There is an understanding in the psychology community that parents cannot be trusted with an evaluation of their own children. In fact, parents often yield to wishful thinking and overestimate their children’s abilities on a single assessment. However, by measuring the change in score over multiple assessments, pattern of changes could be extracted. When a single parent completes the same evaluation every three months over multiple years, changes in the score become meaningful.

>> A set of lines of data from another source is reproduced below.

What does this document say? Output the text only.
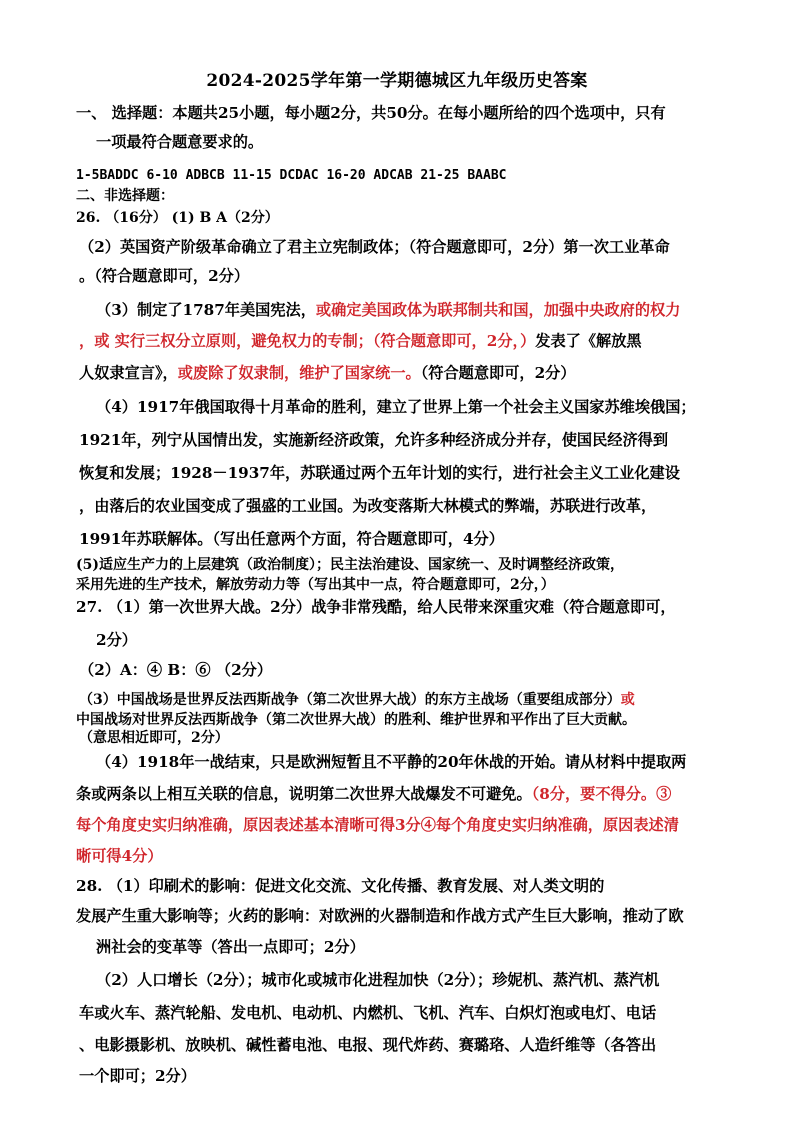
2024-2025学年第一学期德城区九年级历史答案
一、 选择题：本题共25小题，每小题2分，共50分。在每小题所给的四个选项中，只有
一项最符合题意要求的。
1-5BADDC 6-10 ADBCB 11-15 DCDAC 16-20 ADCAB 21-25 BAABC
二、非选择题：
26. （16分） (1) B A（2分）
（2）英国资产阶级革命确立了君主立宪制政体；（符合题意即可，2分）第一次工业革命
。（符合题意即可，2分）
（3）制定了1787年美国宪法，或确定美国政体为联邦制共和国，加强中央政府的权力
，或 实行三权分立原则，避免权力的专制；（符合题意即可，2分，）发表了《解放黑
人奴隶宣言》，或废除了奴隶制，维护了国家统一。（符合题意即可，2分）
（4）1917年俄国取得十月革命的胜利，建立了世界上第一个社会主义国家苏维埃俄国；
1921年，列宁从国情出发，实施新经济政策，允许多种经济成分并存，使国民经济得到
恢复和发展；1928－1937年，苏联通过两个五年计划的实行，进行社会主义工业化建设
，由落后的农业国变成了强盛的工业国。为改变落斯大林模式的弊端，苏联进行改革，
1991年苏联解体。（写出任意两个方面，符合题意即可，4分）
(5)适应生产力的上层建筑（政治制度）；民主法治建设、国家统一、及时调整经济政策，
采用先进的生产技术，解放劳动力等（写出其中一点，符合题意即可，2分，）
27. （1）第一次世界大战。2分）战争非常残酷，给人民带来深重灾难（符合题意即可，
2分）
（2）A：④ B：⑥ （2分）
（3）中国战场是世界反法西斯战争（第二次世界大战）的东方主战场（重要组成部分）或
中国战场对世界反法西斯战争（第二次世界大战）的胜利、维护世界和平作出了巨大贡献。
（意思相近即可，2分）
（4）1918年一战结束，只是欧洲短暂且不平静的20年休战的开始。请从材料中提取两
条或两条以上相互关联的信息，说明第二次世界大战爆发不可避免。（8分，要不得分。③
每个角度史实归纳准确，原因表述基本清晰可得3分④每个角度史实归纳准确，原因表述清
晰可得4分）
28. （1）印刷术的影响：促进文化交流、文化传播、教育发展、对人类文明的
发展产生重大影响等；火药的影响：对欧洲的火器制造和作战方式产生巨大影响，推动了欧
洲社会的变革等（答出一点即可；2分）
（2）人口增长（2分）；城市化或城市化进程加快（2分）；珍妮机、蒸汽机、蒸汽机
车或火车、蒸汽轮船、发电机、电动机、内燃机、飞机、汽车、白炽灯泡或电灯、电话
、电影摄影机、放映机、碱性蓄电池、电报、现代炸药、赛璐珞、人造纤维等（各答出
一个即可；2分）
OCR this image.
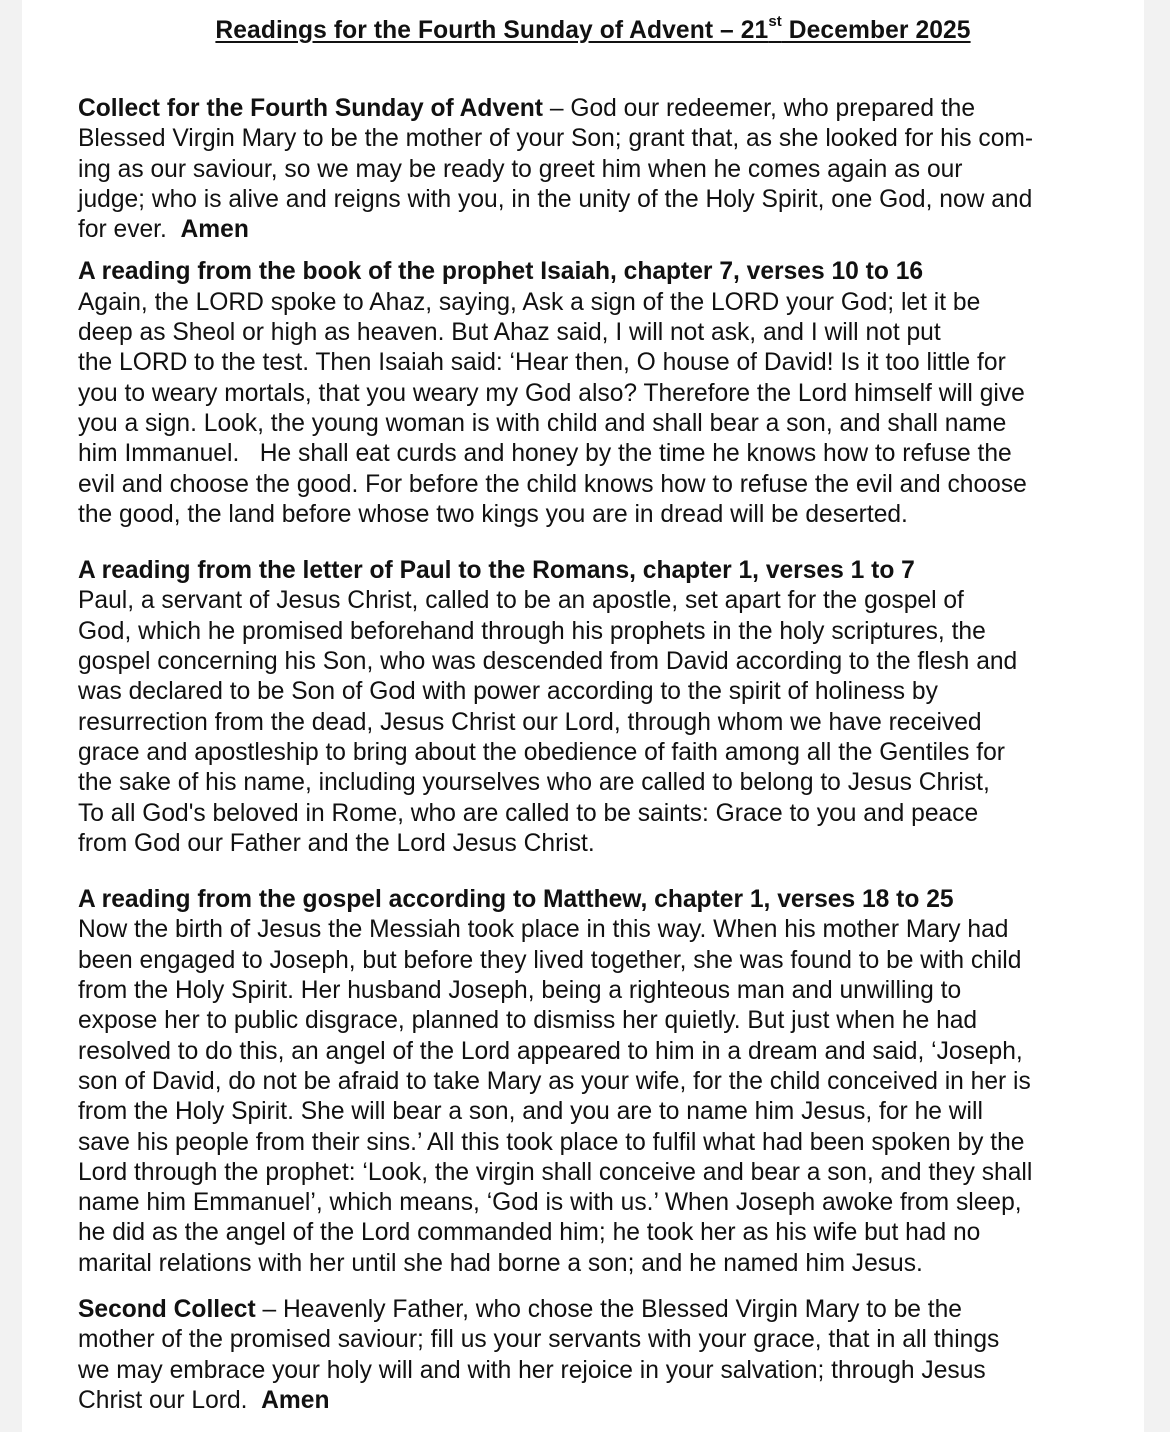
Readings for the Fourth Sunday of Advent – 21st December 2025

Collect for the Fourth Sunday of Advent – God our redeemer, who prepared the
Blessed Virgin Mary to be the mother of your Son; grant that, as she looked for his com-
ing as our saviour, so we may be ready to greet him when he comes again as our
judge; who is alive and reigns with you, in the unity of the Holy Spirit, one God, now and
for ever.  Amen

A reading from the book of the prophet Isaiah, chapter 7, verses 10 to 16
Again, the LORD spoke to Ahaz, saying, Ask a sign of the LORD your God; let it be
deep as Sheol or high as heaven. But Ahaz said, I will not ask, and I will not put
the LORD to the test. Then Isaiah said: ‘Hear then, O house of David! Is it too little for
you to weary mortals, that you weary my God also? Therefore the Lord himself will give
you a sign. Look, the young woman is with child and shall bear a son, and shall name
him Immanuel.   He shall eat curds and honey by the time he knows how to refuse the
evil and choose the good. For before the child knows how to refuse the evil and choose
the good, the land before whose two kings you are in dread will be deserted.

A reading from the letter of Paul to the Romans, chapter 1, verses 1 to 7
Paul, a servant of Jesus Christ, called to be an apostle, set apart for the gospel of
God, which he promised beforehand through his prophets in the holy scriptures, the
gospel concerning his Son, who was descended from David according to the flesh and
was declared to be Son of God with power according to the spirit of holiness by
resurrection from the dead, Jesus Christ our Lord, through whom we have received
grace and apostleship to bring about the obedience of faith among all the Gentiles for
the sake of his name, including yourselves who are called to belong to Jesus Christ,
To all God's beloved in Rome, who are called to be saints: Grace to you and peace
from God our Father and the Lord Jesus Christ.

A reading from the gospel according to Matthew, chapter 1, verses 18 to 25
Now the birth of Jesus the Messiah took place in this way. When his mother Mary had
been engaged to Joseph, but before they lived together, she was found to be with child
from the Holy Spirit. Her husband Joseph, being a righteous man and unwilling to
expose her to public disgrace, planned to dismiss her quietly. But just when he had
resolved to do this, an angel of the Lord appeared to him in a dream and said, ‘Joseph,
son of David, do not be afraid to take Mary as your wife, for the child conceived in her is
from the Holy Spirit. She will bear a son, and you are to name him Jesus, for he will
save his people from their sins.’ All this took place to fulfil what had been spoken by the
Lord through the prophet: ‘Look, the virgin shall conceive and bear a son, and they shall
name him Emmanuel’, which means, ‘God is with us.’ When Joseph awoke from sleep,
he did as the angel of the Lord commanded him; he took her as his wife but had no
marital relations with her until she had borne a son; and he named him Jesus.

Second Collect – Heavenly Father, who chose the Blessed Virgin Mary to be the
mother of the promised saviour; fill us your servants with your grace, that in all things
we may embrace your holy will and with her rejoice in your salvation; through Jesus
Christ our Lord.  Amen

As noted previously by other groups [10
], the use of ATEC as a primary outcome measure has some inherent drawbacks. While the ATEC is capable of delineating incremental differences in ASD severity amongst participants, the variety of measures amongst its subscales fails to differentiate developmental-specific from symptom-specific changes. This aspect of the ATEC may introduce a confounding variable when participants are at different developmental stages and on unique developmental trajectories during a study. As noted previously, certain phenomena observed in ATEC score changes may be an artifact of different caregiver interpretations of behaviors at different ages. To mitigate these effects, trial designs must accurately separate participants based on developmental stage. This is most often accomplished by using age as a proxy for developmental stage.
Another limitation of this study is lack of stratification based on presence/absence of diagnosis, age of diagnosis, lack of data analysis by sex, race, socio-economic status or presenting syndrome. Unfortunately, data on presence/absence of diagnosis, age of diagnosis, race, socio-economic status and presenting syndrome were not collected. The data on participant’s sex were collected and a linear mixed effects model was used to evaluate longitudinal changes in ATEC scores. The model showed no difference in improvement between the two sex groups [16
]. One surprising finding was that children from developed English-speaking countries improved less than children from the rest of the world [16
]. Accordingly, an attempt was made to generate norms separately for developed English-speaking countries and the rest of the world. The reduction of the number of participants in each group resulted in shorter intermittent normative trajectory lines and, therefore, was rejected by the authors. Future studies with greater number of participants shall generate the normative data separately for groups with statistically different longitudinal changes.